Over half of imports is shipped in without insurance. “If every importer is to buy insurance, gross premiums from marine cargo insurance could be in the upwards of Sh50 billion annually,” he said, adding 90 per cent of imported cars do not come with insurance.

Not only is it unclear on who is to implement and enforce the law between the Kenya Revenue Authority and Insurance Regulatory Authority, it is also unclear on whether it is mandatory for importers to insure their goods locally.

“There was a loophole in the new law making KRA reluctant to implement.

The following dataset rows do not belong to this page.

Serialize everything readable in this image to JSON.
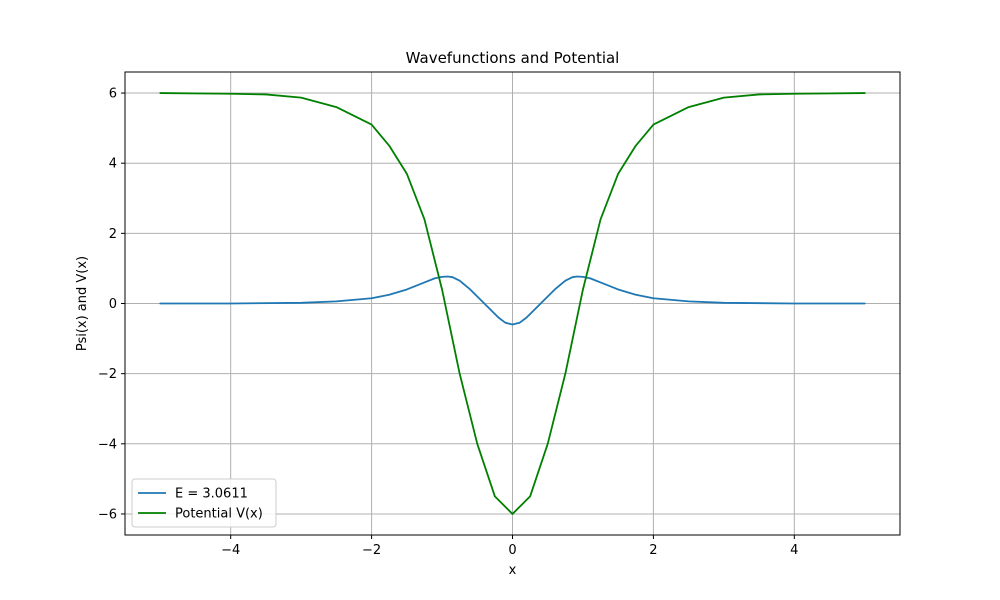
{
  "chart_data": {
    "type": "line",
    "title": "Wavefunctions and Potential",
    "xlabel": "x",
    "ylabel": "Psi(x) and V(x)",
    "xlim": [
      -5.5,
      5.5
    ],
    "ylim": [
      -6.6,
      6.6
    ],
    "xticks": [
      -4,
      -2,
      0,
      2,
      4
    ],
    "yticks": [
      -6,
      -4,
      -2,
      0,
      2,
      4,
      6
    ],
    "grid": true,
    "legend_position": "bottom-left",
    "series": [
      {
        "name": "E = 3.0611",
        "color": "#1f77b4",
        "x": [
          -5,
          -4,
          -3,
          -2.5,
          -2,
          -1.75,
          -1.5,
          -1.25,
          -1.1,
          -1,
          -0.92,
          -0.85,
          -0.75,
          -0.6,
          -0.5,
          -0.4,
          -0.3,
          -0.2,
          -0.1,
          0,
          0.1,
          0.2,
          0.3,
          0.4,
          0.5,
          0.6,
          0.75,
          0.85,
          0.92,
          1,
          1.1,
          1.25,
          1.5,
          1.75,
          2,
          2.5,
          3,
          4,
          5
        ],
        "y": [
          0,
          0,
          0.02,
          0.06,
          0.15,
          0.25,
          0.4,
          0.6,
          0.72,
          0.76,
          0.77,
          0.75,
          0.65,
          0.4,
          0.2,
          0,
          -0.2,
          -0.4,
          -0.55,
          -0.6,
          -0.55,
          -0.4,
          -0.2,
          0,
          0.2,
          0.4,
          0.65,
          0.75,
          0.77,
          0.76,
          0.72,
          0.6,
          0.4,
          0.25,
          0.15,
          0.06,
          0.02,
          0,
          0
        ]
      },
      {
        "name": "Potential V(x)",
        "color": "#008000",
        "x": [
          -5,
          -4,
          -3.5,
          -3,
          -2.5,
          -2,
          -1.75,
          -1.5,
          -1.25,
          -1,
          -0.75,
          -0.5,
          -0.25,
          0,
          0.25,
          0.5,
          0.75,
          1,
          1.25,
          1.5,
          1.75,
          2,
          2.5,
          3,
          3.5,
          4,
          5
        ],
        "y": [
          6,
          5.98,
          5.96,
          5.87,
          5.6,
          5.1,
          4.5,
          3.7,
          2.4,
          0.4,
          -2,
          -4,
          -5.5,
          -6,
          -5.5,
          -4,
          -2,
          0.4,
          2.4,
          3.7,
          4.5,
          5.1,
          5.6,
          5.87,
          5.96,
          5.98,
          6
        ]
      }
    ]
  }
}
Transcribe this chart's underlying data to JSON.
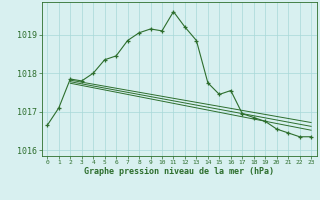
{
  "hours": [
    0,
    1,
    2,
    3,
    4,
    5,
    6,
    7,
    8,
    9,
    10,
    11,
    12,
    13,
    14,
    15,
    16,
    17,
    18,
    19,
    20,
    21,
    22,
    23
  ],
  "pressure_main": [
    1016.65,
    1017.1,
    1017.85,
    1017.8,
    1018.0,
    1018.35,
    1018.45,
    1018.85,
    1019.05,
    1019.15,
    1019.1,
    1019.6,
    1019.2,
    1018.85,
    1017.75,
    1017.45,
    1017.55,
    1016.95,
    1016.85,
    1016.75,
    1016.55,
    1016.45,
    1016.35,
    1016.35
  ],
  "trend_line1_x": [
    2,
    23
  ],
  "trend_line1_y": [
    1017.82,
    1016.72
  ],
  "trend_line2_x": [
    2,
    23
  ],
  "trend_line2_y": [
    1017.78,
    1016.62
  ],
  "trend_line3_x": [
    2,
    23
  ],
  "trend_line3_y": [
    1017.74,
    1016.52
  ],
  "line_color": "#2d6e2d",
  "bg_color": "#d8f0f0",
  "grid_color": "#a8d8d8",
  "xlabel": "Graphe pression niveau de la mer (hPa)",
  "ylim": [
    1015.85,
    1019.85
  ],
  "xlim": [
    -0.5,
    23.5
  ],
  "yticks": [
    1016,
    1017,
    1018,
    1019
  ],
  "xticks": [
    0,
    1,
    2,
    3,
    4,
    5,
    6,
    7,
    8,
    9,
    10,
    11,
    12,
    13,
    14,
    15,
    16,
    17,
    18,
    19,
    20,
    21,
    22,
    23
  ]
}
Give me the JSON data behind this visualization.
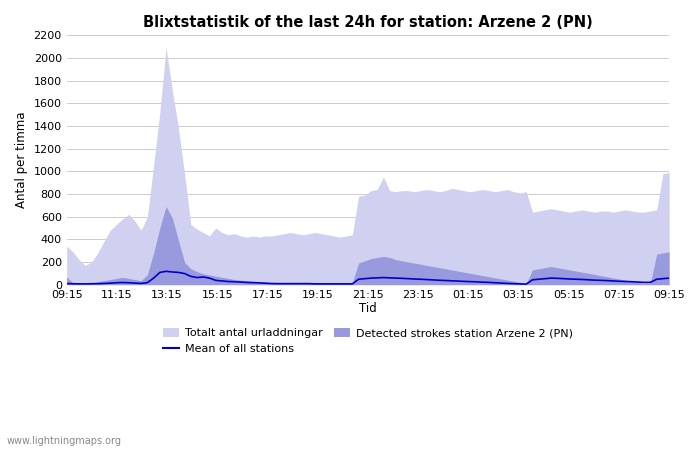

During the year, some importers had a choice not to insure and they got away with it-KRA could not force them to insure imports locally,” Association of Kenya Insurers chairman Patrick Tumbo told the Star.

“The legislation needs enforcement and as long as marine insurance is not compulsory insisting that it be bought from a Kenyan insurer is of no value.”

If an importer has not purchased a local insurance policy, the taxman adds 1.5 per cent of the cargo value for tax purposes.

KRA recommended use of the Kentrade portal linking the insurer and owner of the goods as the only means of transacting marine insurance.

This will lock out agents and brokers from the multi-billion shilling sector.

“The industry forgot to factor in brokers and agents. Where do we come in?” Bima Intermediaries Association of Kenya Chairman Washington Ndegea said.

There is need to amend the legislation to ensure loopholes are sealed.

“If the industry engages in more prudent underwriting of the highly technical marine cargo insurance class there is bound to be improvement,” Tumbo said.